Here you start at x_o=0 and end at x_f=30. You know the time. Go from here.

16. Jun 10, 2007

### pharaoh

a=30/0.5(2.14^2)
because Vi is zero and the x_o is zero also

17. Jun 10, 2007

### pharaoh

what formula will make me fined the coefficient since the Tan (theta) is wrong

18. Jun 10, 2007

### G01

That looks good for the acceleration. Now using a and t you can easily find v_f for part 2.
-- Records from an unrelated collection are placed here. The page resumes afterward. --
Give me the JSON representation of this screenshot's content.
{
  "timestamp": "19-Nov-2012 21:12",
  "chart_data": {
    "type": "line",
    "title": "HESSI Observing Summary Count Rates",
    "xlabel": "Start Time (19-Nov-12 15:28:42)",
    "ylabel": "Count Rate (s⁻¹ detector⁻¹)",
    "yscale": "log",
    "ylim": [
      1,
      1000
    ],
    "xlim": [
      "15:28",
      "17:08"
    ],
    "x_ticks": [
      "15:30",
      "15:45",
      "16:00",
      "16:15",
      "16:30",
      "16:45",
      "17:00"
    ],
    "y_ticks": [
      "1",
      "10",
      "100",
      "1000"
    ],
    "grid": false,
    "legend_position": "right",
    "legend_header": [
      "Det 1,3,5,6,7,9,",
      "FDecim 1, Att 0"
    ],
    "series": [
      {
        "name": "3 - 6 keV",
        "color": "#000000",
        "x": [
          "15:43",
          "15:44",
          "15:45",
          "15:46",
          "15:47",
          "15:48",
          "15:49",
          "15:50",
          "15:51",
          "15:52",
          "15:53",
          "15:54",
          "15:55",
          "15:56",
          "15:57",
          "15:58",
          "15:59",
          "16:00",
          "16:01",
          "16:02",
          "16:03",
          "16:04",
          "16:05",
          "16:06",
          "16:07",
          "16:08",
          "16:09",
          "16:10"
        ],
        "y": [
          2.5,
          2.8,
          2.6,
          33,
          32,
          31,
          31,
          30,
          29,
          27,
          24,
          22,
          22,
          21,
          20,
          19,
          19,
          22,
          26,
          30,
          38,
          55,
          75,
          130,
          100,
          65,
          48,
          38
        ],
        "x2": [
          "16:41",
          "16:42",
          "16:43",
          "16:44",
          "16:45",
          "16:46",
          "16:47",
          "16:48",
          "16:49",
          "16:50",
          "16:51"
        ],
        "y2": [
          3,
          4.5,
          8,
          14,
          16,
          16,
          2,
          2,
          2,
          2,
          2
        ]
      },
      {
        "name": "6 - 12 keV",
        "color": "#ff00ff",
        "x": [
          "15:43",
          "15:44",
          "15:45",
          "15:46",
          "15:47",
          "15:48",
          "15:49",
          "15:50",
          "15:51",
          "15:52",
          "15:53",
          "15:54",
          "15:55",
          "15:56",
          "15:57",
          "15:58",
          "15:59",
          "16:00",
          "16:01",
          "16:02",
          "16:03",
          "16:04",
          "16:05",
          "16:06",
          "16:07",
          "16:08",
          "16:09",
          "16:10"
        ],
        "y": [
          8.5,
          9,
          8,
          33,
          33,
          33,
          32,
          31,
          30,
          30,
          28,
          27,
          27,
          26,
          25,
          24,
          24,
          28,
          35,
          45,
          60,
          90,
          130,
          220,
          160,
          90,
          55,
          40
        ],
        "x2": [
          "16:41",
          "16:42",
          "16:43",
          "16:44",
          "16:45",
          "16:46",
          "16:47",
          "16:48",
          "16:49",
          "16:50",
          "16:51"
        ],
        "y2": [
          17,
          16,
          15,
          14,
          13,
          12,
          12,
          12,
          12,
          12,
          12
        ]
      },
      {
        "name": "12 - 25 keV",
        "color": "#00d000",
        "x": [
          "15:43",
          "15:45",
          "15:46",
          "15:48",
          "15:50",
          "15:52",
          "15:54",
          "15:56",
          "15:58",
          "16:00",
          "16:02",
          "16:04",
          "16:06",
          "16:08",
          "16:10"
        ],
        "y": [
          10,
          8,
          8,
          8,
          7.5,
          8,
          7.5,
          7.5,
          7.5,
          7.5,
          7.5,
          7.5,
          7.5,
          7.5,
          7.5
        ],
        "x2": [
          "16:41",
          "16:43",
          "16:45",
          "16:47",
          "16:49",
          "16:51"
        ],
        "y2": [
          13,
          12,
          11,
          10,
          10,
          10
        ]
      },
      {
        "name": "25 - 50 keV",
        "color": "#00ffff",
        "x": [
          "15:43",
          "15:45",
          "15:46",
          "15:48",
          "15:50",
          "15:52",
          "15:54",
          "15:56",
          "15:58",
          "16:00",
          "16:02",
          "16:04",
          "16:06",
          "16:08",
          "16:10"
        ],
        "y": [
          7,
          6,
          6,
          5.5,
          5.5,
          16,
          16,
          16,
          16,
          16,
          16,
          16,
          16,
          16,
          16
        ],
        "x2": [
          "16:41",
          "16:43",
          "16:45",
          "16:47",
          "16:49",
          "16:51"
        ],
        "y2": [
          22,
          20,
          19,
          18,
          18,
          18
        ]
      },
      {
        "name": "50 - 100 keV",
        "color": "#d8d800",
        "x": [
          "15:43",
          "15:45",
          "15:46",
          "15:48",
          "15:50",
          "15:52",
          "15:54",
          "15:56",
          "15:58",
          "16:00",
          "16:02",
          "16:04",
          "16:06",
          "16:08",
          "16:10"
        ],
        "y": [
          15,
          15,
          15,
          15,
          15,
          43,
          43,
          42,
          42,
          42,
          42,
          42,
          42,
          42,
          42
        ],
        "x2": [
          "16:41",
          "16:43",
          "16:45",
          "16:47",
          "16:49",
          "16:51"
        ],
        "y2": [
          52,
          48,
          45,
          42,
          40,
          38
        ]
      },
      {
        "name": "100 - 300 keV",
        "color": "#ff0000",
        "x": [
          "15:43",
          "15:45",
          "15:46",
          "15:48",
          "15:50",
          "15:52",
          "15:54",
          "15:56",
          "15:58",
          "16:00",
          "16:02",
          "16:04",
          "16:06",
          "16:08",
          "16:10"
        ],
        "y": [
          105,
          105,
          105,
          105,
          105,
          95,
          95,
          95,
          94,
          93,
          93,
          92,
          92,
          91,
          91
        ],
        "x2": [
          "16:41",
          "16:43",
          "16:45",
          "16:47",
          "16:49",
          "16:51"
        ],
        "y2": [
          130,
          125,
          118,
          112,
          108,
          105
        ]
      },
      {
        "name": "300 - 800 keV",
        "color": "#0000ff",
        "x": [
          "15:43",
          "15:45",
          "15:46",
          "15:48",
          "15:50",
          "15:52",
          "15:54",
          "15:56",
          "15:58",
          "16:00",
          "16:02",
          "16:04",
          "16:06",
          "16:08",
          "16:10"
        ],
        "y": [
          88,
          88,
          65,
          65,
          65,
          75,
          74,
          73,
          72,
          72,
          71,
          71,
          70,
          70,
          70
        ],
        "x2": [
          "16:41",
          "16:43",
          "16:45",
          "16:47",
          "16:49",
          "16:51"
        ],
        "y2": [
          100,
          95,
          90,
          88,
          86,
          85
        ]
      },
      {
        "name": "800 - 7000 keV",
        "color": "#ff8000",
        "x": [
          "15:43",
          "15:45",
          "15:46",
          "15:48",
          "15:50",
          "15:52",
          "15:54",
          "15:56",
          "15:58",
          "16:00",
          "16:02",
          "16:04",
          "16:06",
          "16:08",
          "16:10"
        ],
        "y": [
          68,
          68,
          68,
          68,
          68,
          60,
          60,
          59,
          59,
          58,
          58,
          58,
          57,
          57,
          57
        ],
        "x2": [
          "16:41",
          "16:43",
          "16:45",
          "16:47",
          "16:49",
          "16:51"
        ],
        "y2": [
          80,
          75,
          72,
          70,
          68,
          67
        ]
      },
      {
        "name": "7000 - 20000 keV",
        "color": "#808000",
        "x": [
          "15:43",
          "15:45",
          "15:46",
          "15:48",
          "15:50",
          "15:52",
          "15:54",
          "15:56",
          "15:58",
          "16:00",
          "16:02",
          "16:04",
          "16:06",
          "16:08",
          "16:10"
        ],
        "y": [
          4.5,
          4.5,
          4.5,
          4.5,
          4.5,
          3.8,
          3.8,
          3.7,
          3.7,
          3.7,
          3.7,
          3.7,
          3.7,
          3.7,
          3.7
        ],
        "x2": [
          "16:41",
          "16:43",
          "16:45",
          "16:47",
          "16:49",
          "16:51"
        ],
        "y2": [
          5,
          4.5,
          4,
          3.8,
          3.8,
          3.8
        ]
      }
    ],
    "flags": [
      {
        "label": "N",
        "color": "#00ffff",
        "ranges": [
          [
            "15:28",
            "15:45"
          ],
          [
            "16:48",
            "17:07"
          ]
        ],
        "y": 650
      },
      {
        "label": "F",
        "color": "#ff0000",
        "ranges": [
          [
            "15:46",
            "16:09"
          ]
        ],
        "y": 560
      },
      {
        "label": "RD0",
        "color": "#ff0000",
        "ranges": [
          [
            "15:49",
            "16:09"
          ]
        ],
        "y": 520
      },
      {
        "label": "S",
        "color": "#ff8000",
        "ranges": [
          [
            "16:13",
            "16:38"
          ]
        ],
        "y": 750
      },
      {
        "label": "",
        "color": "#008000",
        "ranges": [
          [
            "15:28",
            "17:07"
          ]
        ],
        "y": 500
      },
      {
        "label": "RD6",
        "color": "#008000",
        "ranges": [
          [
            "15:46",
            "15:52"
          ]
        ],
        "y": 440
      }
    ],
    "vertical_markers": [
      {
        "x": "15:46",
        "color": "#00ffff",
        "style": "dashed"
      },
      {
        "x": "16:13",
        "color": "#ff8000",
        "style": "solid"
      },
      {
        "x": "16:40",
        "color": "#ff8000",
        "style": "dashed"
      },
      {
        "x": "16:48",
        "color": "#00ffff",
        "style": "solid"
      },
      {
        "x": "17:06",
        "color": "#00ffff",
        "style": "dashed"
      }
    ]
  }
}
Off the top of my head, the only way I can think of finding the coefficient right now is to find the change in net force between the two scenarios. This change will be equal to the friction force. You can then use this value to find the coefficient. It's not part of the problem you posted, but you can try it if you want practice!

Otherwise, good job getting this problem!

Last edited: Jun 10, 2007
19. Jun 10, 2007

### pharaoh

thanks that help, I really appreciate it

20. Jun 10, 2007

### G01

No problem! Good luck in the future!